New York will join seven other states in raising the age to purchase tobacco, though hundreds of municipalities throughout the country have taken steps to ban teenagers from purchasing cigarettes and e-cigarettes, including several in the Hudson Valley.

According to the organization “Tobacco Free Kids,” “increasing the minimum sale age for tobacco products to 21 is a promising strategy to reduce smoking and other tobacco use among youth and save lives.

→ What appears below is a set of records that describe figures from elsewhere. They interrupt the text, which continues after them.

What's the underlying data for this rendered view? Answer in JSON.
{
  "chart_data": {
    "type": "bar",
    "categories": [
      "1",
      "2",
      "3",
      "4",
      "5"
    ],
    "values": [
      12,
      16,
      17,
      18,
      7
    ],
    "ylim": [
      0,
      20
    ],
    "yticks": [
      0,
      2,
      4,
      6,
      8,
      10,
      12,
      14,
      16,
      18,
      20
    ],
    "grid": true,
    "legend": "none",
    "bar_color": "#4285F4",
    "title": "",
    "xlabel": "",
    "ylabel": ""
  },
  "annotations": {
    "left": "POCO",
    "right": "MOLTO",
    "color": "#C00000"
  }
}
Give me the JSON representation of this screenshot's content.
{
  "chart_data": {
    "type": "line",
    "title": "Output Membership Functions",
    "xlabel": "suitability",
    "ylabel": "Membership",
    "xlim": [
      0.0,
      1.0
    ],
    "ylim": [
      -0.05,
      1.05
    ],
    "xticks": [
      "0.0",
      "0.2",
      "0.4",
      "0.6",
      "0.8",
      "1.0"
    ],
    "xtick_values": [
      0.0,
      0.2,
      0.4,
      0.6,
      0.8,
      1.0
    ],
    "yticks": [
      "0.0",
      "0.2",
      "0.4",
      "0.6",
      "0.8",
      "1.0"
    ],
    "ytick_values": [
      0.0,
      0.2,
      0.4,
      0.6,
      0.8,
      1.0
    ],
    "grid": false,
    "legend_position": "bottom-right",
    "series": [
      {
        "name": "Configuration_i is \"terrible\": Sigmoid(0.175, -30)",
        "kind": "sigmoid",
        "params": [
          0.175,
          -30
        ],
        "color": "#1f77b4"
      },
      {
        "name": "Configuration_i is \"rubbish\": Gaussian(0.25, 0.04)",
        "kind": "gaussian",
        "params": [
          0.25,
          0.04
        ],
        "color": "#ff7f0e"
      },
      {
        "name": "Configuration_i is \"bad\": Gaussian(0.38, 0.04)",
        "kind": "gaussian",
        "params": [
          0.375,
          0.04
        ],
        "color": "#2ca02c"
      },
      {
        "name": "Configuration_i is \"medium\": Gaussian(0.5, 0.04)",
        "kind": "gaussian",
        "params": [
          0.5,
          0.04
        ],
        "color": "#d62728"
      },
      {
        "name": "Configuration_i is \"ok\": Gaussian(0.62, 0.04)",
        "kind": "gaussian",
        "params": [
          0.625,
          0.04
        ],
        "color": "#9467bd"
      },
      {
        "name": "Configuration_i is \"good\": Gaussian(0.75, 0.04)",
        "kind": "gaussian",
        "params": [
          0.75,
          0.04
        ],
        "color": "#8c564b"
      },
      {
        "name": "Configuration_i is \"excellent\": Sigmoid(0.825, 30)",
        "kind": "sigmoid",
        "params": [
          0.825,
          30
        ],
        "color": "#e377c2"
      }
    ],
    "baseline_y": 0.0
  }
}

Raising the sale age to 21 complements other strategies to reduce tobacco use, including higher tobacco taxes, strong smoke-free laws that include all workplaces and public places, and well-funded, sustained tobacco prevention and cessation programs.”

A 2015 report by the Institute of Medicine - now called the National Academy of Medicine - found that raising the tobacco age to 21 “will have a substantial positive impact on public health and save lives.”

The study determined that “increasing the tobacco age will significantly reduce the number of adolescents and young adults who start smoking; reduce smoking-caused deaths; and immediately improve the health of adolescents, young adults and young mothers who would be deterred from smoking, as well as their children.”

"The lifelong health effects and human misery caused by tobacco use cannot be understated and New York needs to do everything in its power to keep tobacco products out of the hands of our young people," Cuomo said last month. "That's why I made raising the age of tobacco sales to 21 one of the first proposals of my Justice Agenda and I applaud the Assembly and particularly Assembly Member Rosenthal for taking action on this very important issue today. I urge the Senate to follow suit and help make this a stronger and healthier New York for all."